To put things into perspective where are we at this point?
We are at the myopathies, look here we are.
So we've come out of the anterior horn, the motor. We've walked through the peripheral neuropathies,
we walked through the numerous conjunction disease and now we're looking at myopathies.
Skeletal muscle disorders, myopathy.
Myopathy is nonspecific, what does it mean? It just means disease of the skeletal muscle.
You be very, very specific about the definition here please, versus dystrophy.
We're getting into muscular dystrophy, what does that mean to you?
Hereditary. Under hereditary we’ll then walk into obviously Duchenne,
and we’ll also look at Becker muscular dystrophy.
And I will, tell you though it doesn’t always have to be or have to be associated with the dystrophin gene.
It could be, and that’s where our focus shall be but to be technical it doesn’t have to be but hereditary is important.
Myositis, what does that mean?
It means that the muscle is undergoing inflammatory process. Allow the name to speak to you, itis.
Skeletal muscle disorders, we've walked through muscular dystrophy, channelopathies are important for us.
Mitochondrial myopathy for the MELAS if you haven’t, it’s okay. I’ll walk you through it.
Distal myopathies, inflammatory myopathies,
and finally we end by looking at our endocrine drug and toxic myopathies just a few words there.
Under muscular dystrophy we’ll take a look at dystrophinopathies.
Under dystrophinopathies we have Duchenne, DMD, muscular dystrophy. We’ll talk about that in great detail.
Becker muscular dystrophy, we’ll talk about that in great detail.
These are dystrophies, what does that mean to you? Hereditary.
Limb-Girdle muscular dystrophy has taken on quite a bit of prominence, so therefore I must discuss it.
And finally myotonic dystrophy as rare as it may be, once again, it appears, trust me,
only words in the boards so good stuff to come, let’s go.
Under dystrophinopathies, how do we begin in general? Proximal weakness including neck flexors.
Usually will spare the ocular and bulbar.
Pseudohypertrophy of the calves, what the heck does that even mean?

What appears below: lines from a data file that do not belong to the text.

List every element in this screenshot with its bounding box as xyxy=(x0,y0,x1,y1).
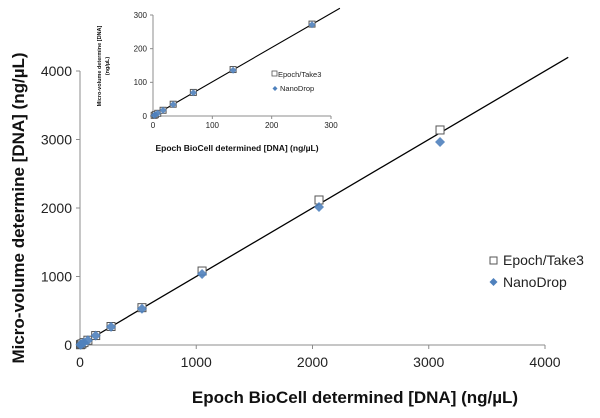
nanodrop-point xyxy=(159,106,167,114)
x-tick-label: 0 xyxy=(151,121,156,130)
legend-diamond-icon xyxy=(489,278,498,286)
x-tick-label: 3000 xyxy=(413,354,444,370)
nanodrop-point xyxy=(154,109,162,117)
inset-legend-label-epoch-take3: Epoch/Take3 xyxy=(278,70,321,79)
nanodrop-point xyxy=(308,21,316,29)
nanodrop-point xyxy=(314,201,325,212)
inset-y-axis-title-line1: Micro-volume determine [DNA] xyxy=(97,25,103,106)
inset-legend: Epoch/Take3 NanoDrop xyxy=(271,70,321,93)
x-tick-label: 2000 xyxy=(297,354,328,370)
nanodrop-point xyxy=(106,321,117,332)
inset-plot-area: 0 100 200 300 0 100 200 300 xyxy=(134,7,341,130)
y-tick-label: 200 xyxy=(134,45,148,54)
epoch-take3-point xyxy=(435,125,445,135)
y-tick-label: 4000 xyxy=(41,63,72,79)
y-tick-label: 0 xyxy=(143,112,148,121)
nanodrop-point xyxy=(136,303,147,314)
y-tick-label: 3000 xyxy=(41,132,72,148)
x-tick-label: 0 xyxy=(76,354,84,370)
main-x-axis: 0 1000 2000 3000 4000 xyxy=(76,344,561,370)
main-y-axis-title: Micro-volume determine [DNA] (ng/µL) xyxy=(9,52,28,363)
legend-label-epoch-take3: Epoch/Take3 xyxy=(503,252,584,268)
nanodrop-point xyxy=(82,335,93,346)
main-data-points xyxy=(75,125,446,350)
y-tick-label: 2000 xyxy=(41,200,72,216)
inset-legend-label-nanodrop: NanoDrop xyxy=(280,84,314,93)
x-tick-label: 100 xyxy=(206,121,220,130)
inset-x-axis: 0 100 200 300 xyxy=(151,115,338,130)
y-tick-label: 1000 xyxy=(41,269,72,285)
nanodrop-point xyxy=(229,66,237,74)
x-tick-label: 200 xyxy=(265,121,279,130)
x-tick-label: 300 xyxy=(324,121,338,130)
legend-open-square-icon xyxy=(489,256,498,265)
x-tick-label: 4000 xyxy=(529,354,560,370)
inset-x-axis-title: Epoch BioCell determined [DNA] (ng/µL) xyxy=(155,143,318,153)
y-tick-label: 0 xyxy=(64,337,72,353)
legend-open-square-icon xyxy=(271,70,278,77)
nanodrop-point xyxy=(189,89,197,97)
inset-data-points xyxy=(150,20,316,119)
main-legend: Epoch/Take3 NanoDrop xyxy=(489,252,584,290)
main-trendline xyxy=(79,56,569,346)
main-y-axis: 0 1000 2000 3000 4000 xyxy=(41,63,81,353)
x-tick-label: 1000 xyxy=(181,354,212,370)
nanodrop-point xyxy=(90,330,101,341)
nanodrop-point xyxy=(197,269,208,280)
legend-diamond-icon xyxy=(272,86,278,91)
inset-y-axis: 0 100 200 300 xyxy=(134,11,154,121)
y-tick-label: 300 xyxy=(134,11,148,20)
nanodrop-point xyxy=(169,101,177,109)
inset-y-axis-title: Micro-volume determine [DNA] (ng/µL) xyxy=(97,25,111,106)
legend-label-nanodrop: NanoDrop xyxy=(503,274,567,290)
nanodrop-point xyxy=(435,136,446,147)
y-tick-label: 100 xyxy=(134,78,148,87)
main-x-axis-title: Epoch BioCell determined [DNA] (ng/µL) xyxy=(192,388,518,407)
inset-y-axis-title-line2: (ng/µL) xyxy=(105,57,111,76)
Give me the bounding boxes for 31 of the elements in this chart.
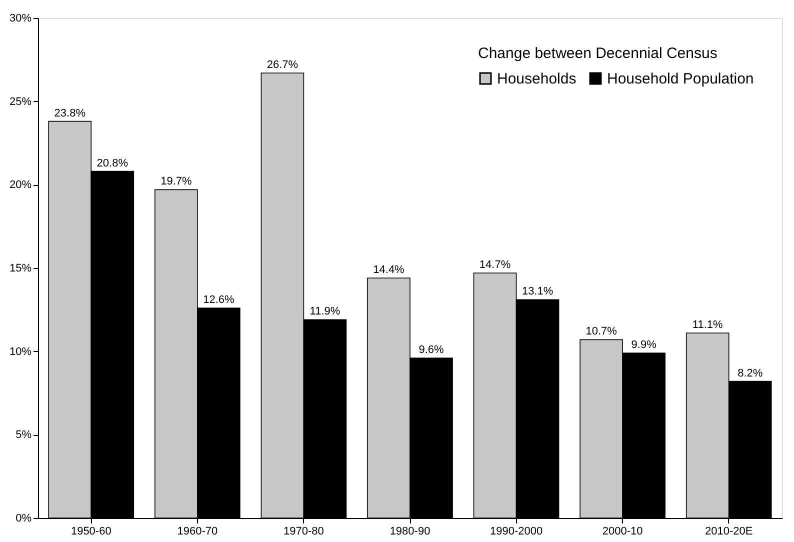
- x-tick-label: 1980-90: [390, 526, 430, 538]
- data-label: 13.1%: [522, 286, 554, 298]
- legend-title: Change between Decennial Census: [478, 45, 718, 62]
- data-label: 23.8%: [54, 107, 86, 120]
- y-tick-label: 30%: [9, 12, 32, 24]
- data-label: 26.7%: [266, 59, 298, 71]
- x-tick-label: 2010-20E: [705, 526, 753, 538]
- y-tick-label: 15%: [9, 262, 32, 274]
- y-tick-label: 25%: [9, 96, 32, 108]
- x-tick-label: 1960-70: [177, 526, 218, 538]
- x-tick-label: 2000-10: [602, 526, 643, 538]
- data-label: 9.9%: [631, 339, 657, 351]
- data-label: 9.6%: [418, 344, 444, 356]
- data-label: 19.7%: [160, 176, 192, 188]
- y-tick-label: 0%: [16, 512, 32, 524]
- data-label: 10.7%: [586, 326, 618, 338]
- x-tick-label: 1990-2000: [490, 526, 543, 538]
- data-label: 14.7%: [479, 259, 511, 271]
- data-label: 14.4%: [373, 264, 405, 276]
- data-label: 11.9%: [310, 306, 340, 318]
- y-tick-label: 10%: [9, 346, 32, 358]
- data-label: 20.8%: [96, 157, 128, 170]
- legend-label: Households: [497, 70, 576, 88]
- y-tick-label: 5%: [16, 429, 32, 442]
- x-tick-label: 1950-60: [70, 526, 112, 538]
- y-tick-label: 20%: [9, 179, 32, 192]
- data-label: 12.6%: [203, 294, 234, 306]
- x-tick-label: 1970-80: [284, 526, 324, 538]
- legend-label: Household Population: [607, 70, 754, 88]
- data-label: 11.1%: [692, 319, 724, 331]
- data-label: 8.2%: [738, 367, 763, 380]
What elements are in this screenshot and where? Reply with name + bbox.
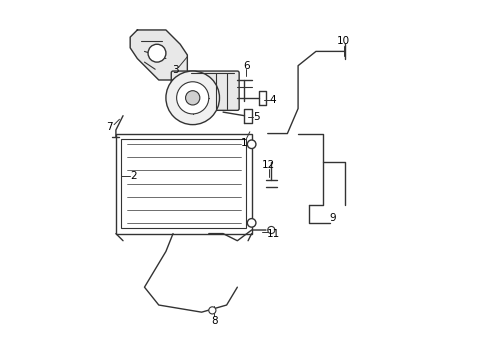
Circle shape: [185, 91, 200, 105]
Text: 9: 9: [329, 212, 336, 222]
Text: 4: 4: [268, 95, 275, 105]
Circle shape: [176, 82, 208, 114]
Text: 12: 12: [262, 160, 275, 170]
Bar: [121, 139, 246, 228]
FancyBboxPatch shape: [171, 71, 239, 111]
Text: 11: 11: [266, 229, 280, 239]
Text: 1: 1: [241, 138, 247, 148]
Circle shape: [267, 226, 274, 234]
Text: 3: 3: [172, 65, 179, 75]
Circle shape: [247, 219, 255, 227]
Text: 2: 2: [130, 171, 137, 181]
Circle shape: [247, 140, 255, 149]
Circle shape: [165, 71, 219, 125]
Circle shape: [208, 307, 216, 314]
Bar: [116, 134, 251, 234]
Circle shape: [148, 44, 165, 62]
Text: 5: 5: [252, 112, 259, 122]
Text: 8: 8: [210, 316, 217, 326]
Text: 7: 7: [106, 122, 113, 132]
Polygon shape: [130, 30, 187, 80]
Text: 6: 6: [243, 62, 249, 71]
Text: 10: 10: [337, 36, 350, 46]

It means that you're going to develop or accumulate look and think about where you are, your lovely calves, okay.
It looks big. Oh, that’s sexy! But what's going on? It’s not muscle, its pseudo hypertrophy.
What the heck is filling it up? Fibral fat, okay, fiber fatty changes.
Pseudohypertrophy, it’s a lot worse than we think. I'm being a little silly there but seriously, this is no joke for the patient.
Gower’s sign. With this dystrophinopathies especially Duchenne,
we have a patient that is not even able to get up by himself and so therefore they have to then do the what?
Climb up their legs, they have to climb up their legs or with using their arms, it's called Gower’s sign.
And relentlessly progressive, so we have to talk about that dystrophin gene won't we,
because it is the anchor for your skeletal muscle.
Associated cardiomyopathy, that is a huge point. At some point in time if you lose your dystrophin,
not only are you going to lose the ability to conduct yourself in your skeletal muscle
but the heart muscle is also going to be affected. So you'll have cardiomyopathy, no doubt.
And unfortunately, respiratory insufficiency may lead to ultimately the death to your patient,
but cardiomyopathy is right up there, isn't it?
Under dystrophinopathies, so both DMD or the Duchenne and Becker muscular dystrophy are
due to different mutations of the dystrophin gene,
that’s the only thing that they have in common, is that clear?
The only thing that they have in common is that it’s a defect in the dystrophin gene,
it’s on the X chromosome. X-linked recessive.
Labs, marked elevated creatinine kinase as you can imagine because the muscles are involved
and can be diagnosed with genetic testing to forego the muscle biopsy, that’s important.
If you're suspecting, high suspicion of your dystrophinopathy, either Duchenne or Becker,
then you can forego the muscle biopsy which is always nice but genetically it will tell you what's going on
X-linked recessive but then, please understand, Duchenne will be more or less your frame shift type of mutation
that you talked about in genetics so there's absolutely no dystrophin, there's absolutely no dystrophin
so therefore with Duchenne your patient’s going to present extremely young, by the time your patient is 15, 18, 20,
he is already, why it’s say he? Take a look at the inheritance pattern. X-linked recessive, right?
The male has one X, and if that X is deceased boom, the man has it or the young adult has it,
and by the time he is 18 or 20, wheelchair bound.
Treatment, management is going to be supportive only. And if you take a look at the Mendelian type of inheritance
in the schematic you'll notice here that X-linked recessive we have the male is going to be affected quite a bit.
In order for the female obviously, both excess have to be affected and then you can be a trait obviously in a female.